For a while now [Florian] has wanted to itemize his water usage at home to keep better track of where his water bill is coming from — and to help him develop water conscious habits. He’s not done yet, but has had a pretty good start.
The problem with measuring the water usage of everything in your house is that the plumbing involved to install sensors is a rather big job — so instead he assumed constant flow in some places and just used sensors on the valves to determine how long the valve was open for, which gives him a fairly accurate number for water usage.
On the right is his kitchen faucet which features a super quick arcade button hack to keep track of it being on or off.

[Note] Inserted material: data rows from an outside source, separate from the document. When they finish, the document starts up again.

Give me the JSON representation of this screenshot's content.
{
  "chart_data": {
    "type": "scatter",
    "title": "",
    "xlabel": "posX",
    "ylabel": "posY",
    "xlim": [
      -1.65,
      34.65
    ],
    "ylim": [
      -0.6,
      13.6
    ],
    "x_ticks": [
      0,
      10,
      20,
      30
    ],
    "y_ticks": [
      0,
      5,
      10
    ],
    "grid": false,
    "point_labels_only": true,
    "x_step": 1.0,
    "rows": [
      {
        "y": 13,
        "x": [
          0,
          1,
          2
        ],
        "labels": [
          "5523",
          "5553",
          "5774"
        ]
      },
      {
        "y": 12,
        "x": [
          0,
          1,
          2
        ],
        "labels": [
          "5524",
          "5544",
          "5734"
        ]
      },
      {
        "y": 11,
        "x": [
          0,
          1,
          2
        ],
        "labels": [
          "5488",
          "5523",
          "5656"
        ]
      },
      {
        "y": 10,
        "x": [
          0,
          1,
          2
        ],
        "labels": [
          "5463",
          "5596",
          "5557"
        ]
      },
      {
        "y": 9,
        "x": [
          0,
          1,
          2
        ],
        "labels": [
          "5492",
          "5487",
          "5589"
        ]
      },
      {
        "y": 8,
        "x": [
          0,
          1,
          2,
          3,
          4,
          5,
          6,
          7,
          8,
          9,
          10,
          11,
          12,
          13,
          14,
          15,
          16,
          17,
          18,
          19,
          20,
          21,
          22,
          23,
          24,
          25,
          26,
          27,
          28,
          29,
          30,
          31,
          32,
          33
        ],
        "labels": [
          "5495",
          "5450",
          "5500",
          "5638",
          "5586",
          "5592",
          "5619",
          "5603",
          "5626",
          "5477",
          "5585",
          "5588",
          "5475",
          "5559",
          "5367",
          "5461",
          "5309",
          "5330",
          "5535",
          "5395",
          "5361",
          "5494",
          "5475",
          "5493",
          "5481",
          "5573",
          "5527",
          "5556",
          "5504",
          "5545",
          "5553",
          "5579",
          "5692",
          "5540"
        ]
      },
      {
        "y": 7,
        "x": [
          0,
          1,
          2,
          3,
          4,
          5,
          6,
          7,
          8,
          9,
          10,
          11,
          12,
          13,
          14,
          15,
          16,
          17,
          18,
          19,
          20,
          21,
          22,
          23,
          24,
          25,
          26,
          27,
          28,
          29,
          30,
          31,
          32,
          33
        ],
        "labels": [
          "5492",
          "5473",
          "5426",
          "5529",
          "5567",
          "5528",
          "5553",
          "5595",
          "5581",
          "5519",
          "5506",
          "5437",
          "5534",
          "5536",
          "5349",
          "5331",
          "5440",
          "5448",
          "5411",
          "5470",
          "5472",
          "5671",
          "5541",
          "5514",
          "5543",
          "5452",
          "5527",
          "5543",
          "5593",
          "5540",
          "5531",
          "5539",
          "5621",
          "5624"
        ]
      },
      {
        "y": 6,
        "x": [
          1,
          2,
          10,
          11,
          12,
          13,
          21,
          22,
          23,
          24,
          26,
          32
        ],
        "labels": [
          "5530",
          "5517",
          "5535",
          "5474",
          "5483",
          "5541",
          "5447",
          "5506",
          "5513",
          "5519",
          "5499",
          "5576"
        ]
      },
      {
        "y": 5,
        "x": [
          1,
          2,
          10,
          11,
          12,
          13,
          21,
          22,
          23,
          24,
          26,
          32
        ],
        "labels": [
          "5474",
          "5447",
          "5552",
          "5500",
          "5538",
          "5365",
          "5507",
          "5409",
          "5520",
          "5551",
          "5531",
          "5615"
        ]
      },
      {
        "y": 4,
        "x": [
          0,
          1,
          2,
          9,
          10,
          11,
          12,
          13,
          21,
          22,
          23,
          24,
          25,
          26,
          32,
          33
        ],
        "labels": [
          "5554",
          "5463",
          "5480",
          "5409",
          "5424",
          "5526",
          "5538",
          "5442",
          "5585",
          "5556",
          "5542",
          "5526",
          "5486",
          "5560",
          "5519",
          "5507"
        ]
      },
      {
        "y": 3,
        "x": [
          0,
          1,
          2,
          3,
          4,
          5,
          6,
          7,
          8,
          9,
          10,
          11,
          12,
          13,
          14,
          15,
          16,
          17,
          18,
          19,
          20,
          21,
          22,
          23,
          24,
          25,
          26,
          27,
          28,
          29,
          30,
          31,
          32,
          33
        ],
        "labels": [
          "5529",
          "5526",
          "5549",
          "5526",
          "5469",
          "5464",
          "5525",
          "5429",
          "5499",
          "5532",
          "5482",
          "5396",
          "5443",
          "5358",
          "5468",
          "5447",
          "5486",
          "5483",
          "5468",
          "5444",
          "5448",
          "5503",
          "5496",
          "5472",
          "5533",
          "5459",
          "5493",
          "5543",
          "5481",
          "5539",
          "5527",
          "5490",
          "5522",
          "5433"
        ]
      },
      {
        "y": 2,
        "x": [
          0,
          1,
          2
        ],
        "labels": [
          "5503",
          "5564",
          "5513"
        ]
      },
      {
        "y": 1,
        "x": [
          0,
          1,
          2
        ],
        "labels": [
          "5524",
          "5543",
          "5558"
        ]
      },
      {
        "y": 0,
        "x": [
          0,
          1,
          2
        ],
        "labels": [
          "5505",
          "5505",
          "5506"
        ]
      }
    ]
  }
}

The toilet was a bit trickier. He ended up designing a 3D printed mount attached to the lever on the inside of the tank — it’s pretty universal so he’s included the .STL files on his website if anyone wants to try implementing this system.
All of these switches head back to a Raspberry Pi to keep track of the data in the cloud, which is where the fun begins. He was amazed at some of the numbers he ended up with — learning how much water it takes to wash lettuce for a salad, or even how much water is used giving your hands a quick rinse (about a 250ml!) to more unusual habits:
Also, the system is an excellent timekeeper of when I poop… and also everyone else that comes to visit. This is going to be fun.
All this data collection also makes for a good point about where we’re headed:
I recently watched Ex Machina and there’s a scene that sticks out to me for summarizing the age we’re entering. The scene is of the AI’s creator describing his moment of insight when creating the first prototype. He explains that the data collected from people’s internet searches were not a map of WHAT people were looking at, they were a map of HOW people were looking at things. What’s interesting with all the data we’re collecting is what lies beneath its surface.
The more we start looking at what’s right in front of us, the better chance we have at making a positive difference in the world.